Loblaw adopted PagerDuty as the final puzzle piece in their digital transformation journey and shift to a full-service ownership model. PagerDuty enables Loblaw Digital to identify issues and understand if the right team member is the first responder to an incident. Rather than a centralized team scrambling to identify the root cause, all customer-facing services are now broken into individual components with ownership by the teams that wrote the code. With this model, the teams can push code more frequently, use the monitoring tools they want, integrate them into PagerDuty, and set their own schedules and escalation policies for the services and applications they own.
Additionally, Loblaw uses PagerDuty to facilitate postmortems, now a staple of its incident management process.

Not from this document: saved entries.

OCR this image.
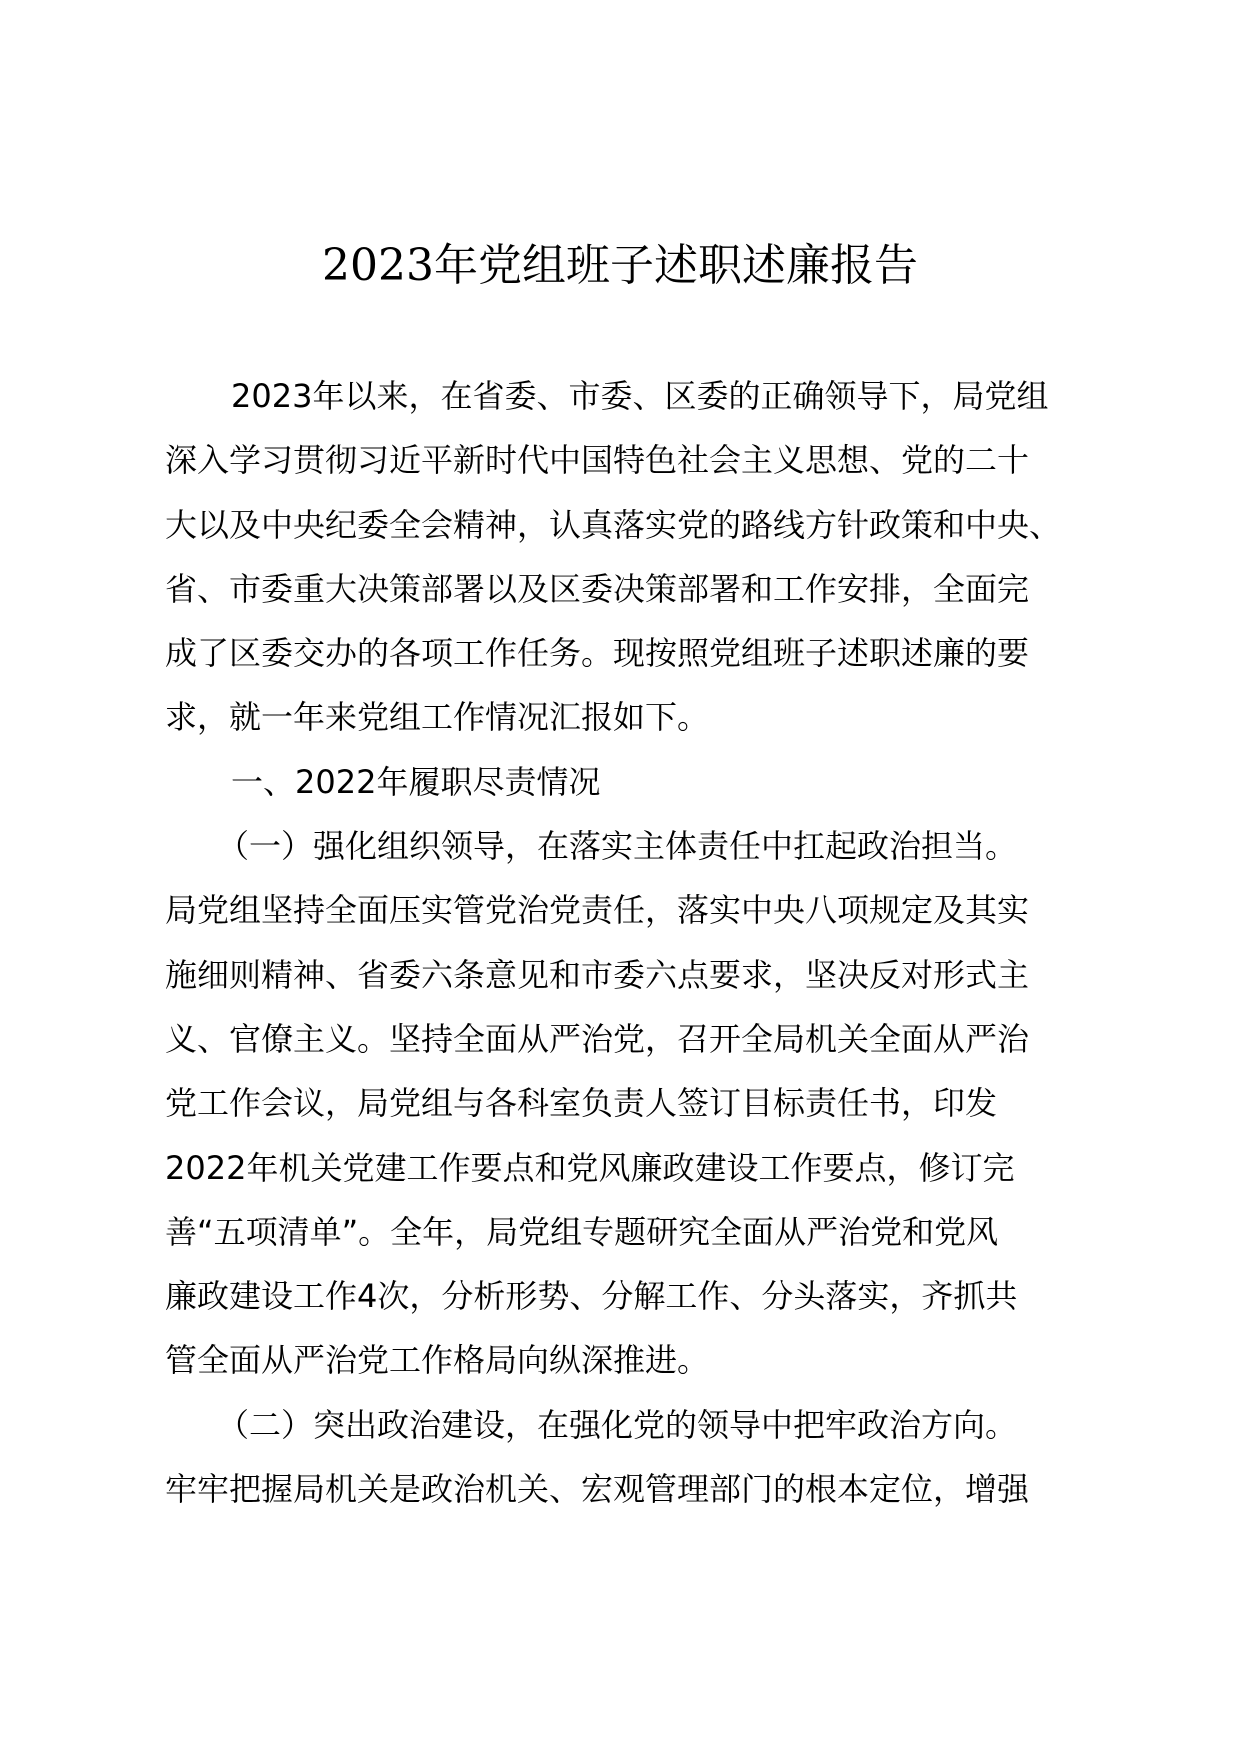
2023年党组班子述职述廉报告
2023年以来，在省委、市委、区委的正确领导下，局党组
深入学习贯彻习近平新时代中国特色社会主义思想、党的二十
大以及中央纪委全会精神，认真落实党的路线方针政策和中央、
省、市委重大决策部署以及区委决策部署和工作安排，全面完
成了区委交办的各项工作任务。现按照党组班子述职述廉的要
求，就一年来党组工作情况汇报如下。
一、2022年履职尽责情况
（一）强化组织领导，在落实主体责任中扛起政治担当。
局党组坚持全面压实管党治党责任，落实中央八项规定及其实
施细则精神、省委六条意见和市委六点要求，坚决反对形式主
义、官僚主义。坚持全面从严治党，召开全局机关全面从严治
党工作会议，局党组与各科室负责人签订目标责任书，印发
2022年机关党建工作要点和党风廉政建设工作要点，修订完
善“五项清单”。全年，局党组专题研究全面从严治党和党风
廉政建设工作4次，分析形势、分解工作、分头落实，齐抓共
管全面从严治党工作格局向纵深推进。
（二）突出政治建设，在强化党的领导中把牢政治方向。
牢牢把握局机关是政治机关、宏观管理部门的根本定位，增强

PagerDuty provides a record of incidents used by Loblaw to build a blameless retrospective culture that focuses on continuous improvement without pointing fingers. “Now, teams are able to dive into these retros and share details to learn from them,” explained Jaspal.
PagerDuty has helped Loblaw with:
“With PagerDuty, we have been able to embrace a full-service ownership model for developers, which has been adopted by all teams taking the SRE journey as they modernize their applications for the cloud,” shared Jaspal.
Loblaw was well on its digital transformation journey when the pandemic began, so it was able to manage the increase in online traffic with little disruption. “This agile, full-service ownership model was really validated when the pandemic hit,” explained Jaspal. “As an essential service, we needed to be able to pivot and build these new products within a matter of days.” In the first four weeks of lockdown, Loblaw Digital built new solutions for seniors, healthcare workers, and frontline workers, with a focus on making their shopping experience as convenient as possible.
Full-service ownership created the autonomy and accountability for Loblaw to make decisions quickly and build as fast as possible. While other retailers took some hits during the pandemic, Loblaw Digital has been resilient and was able to pivot quickly due to its embrace of a full-service ownership model.
Because of Loblaw Digital’s success, the broader Loblaw enterprise has taken notice. “The key is asking, ‘How do we take what we’ve done within Loblaw Digital after proving some success with it and replicate that across the entire enterprise?” shared Jaspal. With this in mind, Loblaw Digital’s site reliability engineering function has transitioned into an enterprise team, focusing on smoothly creating and scaling highly reliable software solutions for the entire organization. “When it comes to digital transformation, there really is no end state. It’s always going to be evolving, and it’s our job to continuously improve, learn, and reach digital maturity and then push the bar higher towards engineering excellence,” explained Jaspal.